Saturday, June 06, 2009

I don't paint enough women

So I'm reading Joe Nocera's column in the NYT titled "Poking Holes in a Theory on Markets" in which he takes a couple of compelling shots at the efficient market hypothesis.
Wikipedia (God bless 'em) offers: In finance, the efficient-market hypothesis (EMH) asserts that financial markets are "informationally efficient", or that prices on traded assets (e.g., stocks, bonds, or property) already reflect all known information, and rapidly change to reflect new information. Therefore it is impossible to consistently outperform the market by using any information that the market already knows, except through luck.
And I got to thinking about "The American Investor" and my previous statement that I don't paint enough women. This, if you remember, was coupled with the flawed notion of painting FDIC head Sheila Baer.



This, by the way, is "The American Investor" hung in a corner of my apartment, flanked by "The Enumerated Thain" and just above an oldie--"Forgiving Nixon."

So I got to thinking that I need to stimulate more interesting commentary on my paintings and that one way to do so would be to paint the picture of a woman in the same obscured box technique I employed for "... Investor", title it "The Annotated EMH" or some such nonsense and nab thought-provoking quotes from Nocera's article, plus some others...
“It’s ridiculous to blame the financial crisis on the efficient market hypothesis. If you are leveraged 33-1, and you’re holding long-term securities and using short-term indebtedness, and then there’s a run on the bank — which is what happened to Bear Stearns — how can you blame that on efficient market theory?”
--Burton G. Malkiel, Princeton economist
Now THAT, dear reader, is an annotation. Beats the hell out of "I love New York--Bobby and Sissie from Milwaukee."
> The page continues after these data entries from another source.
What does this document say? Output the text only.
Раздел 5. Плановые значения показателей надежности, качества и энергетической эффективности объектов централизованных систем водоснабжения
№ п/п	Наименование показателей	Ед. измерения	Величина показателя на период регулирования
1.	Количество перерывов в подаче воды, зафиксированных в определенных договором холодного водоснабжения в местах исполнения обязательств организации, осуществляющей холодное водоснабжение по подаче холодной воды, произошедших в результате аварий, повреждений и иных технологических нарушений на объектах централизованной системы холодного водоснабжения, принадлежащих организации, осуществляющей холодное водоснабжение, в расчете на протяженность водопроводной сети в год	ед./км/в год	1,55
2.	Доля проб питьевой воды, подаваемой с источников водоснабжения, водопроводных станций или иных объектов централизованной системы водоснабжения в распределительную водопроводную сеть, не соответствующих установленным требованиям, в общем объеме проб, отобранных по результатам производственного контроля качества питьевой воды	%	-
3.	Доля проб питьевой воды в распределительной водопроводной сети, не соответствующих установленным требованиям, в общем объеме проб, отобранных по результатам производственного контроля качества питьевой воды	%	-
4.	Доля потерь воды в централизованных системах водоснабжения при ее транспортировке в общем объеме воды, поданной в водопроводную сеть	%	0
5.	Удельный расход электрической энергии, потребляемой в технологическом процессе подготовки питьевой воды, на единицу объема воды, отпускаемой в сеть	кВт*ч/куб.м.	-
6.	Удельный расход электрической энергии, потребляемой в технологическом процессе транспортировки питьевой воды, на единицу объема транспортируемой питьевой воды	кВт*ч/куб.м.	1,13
This one jumps to mind as well:
“In their desire for mathematical order and elegant models the economic establishment played down the role of bad behavior" --not to mention "flat-out bursts of irrationality.”
--Jeremy Grantham (via Nocera)
Then I thought--given a number of reasons, not the least being the relative obscenity of last few years on Wall Street--that I should involve sex in the equation. So I went on the web and grabbed the first safe-for-work-but-still-naughty image I could find ...



And thought, now THAT would be some good clean fun. Imagine this image (or something similar, perhaps more overtly orgasmic), flipped perhaps, executed in a small-box obscured technique, sans fountain, sporting, among others, the two annotations offered above.

That's what I'm talking about.

I'm torn about whether to render it in black and white or color. Much thought to come.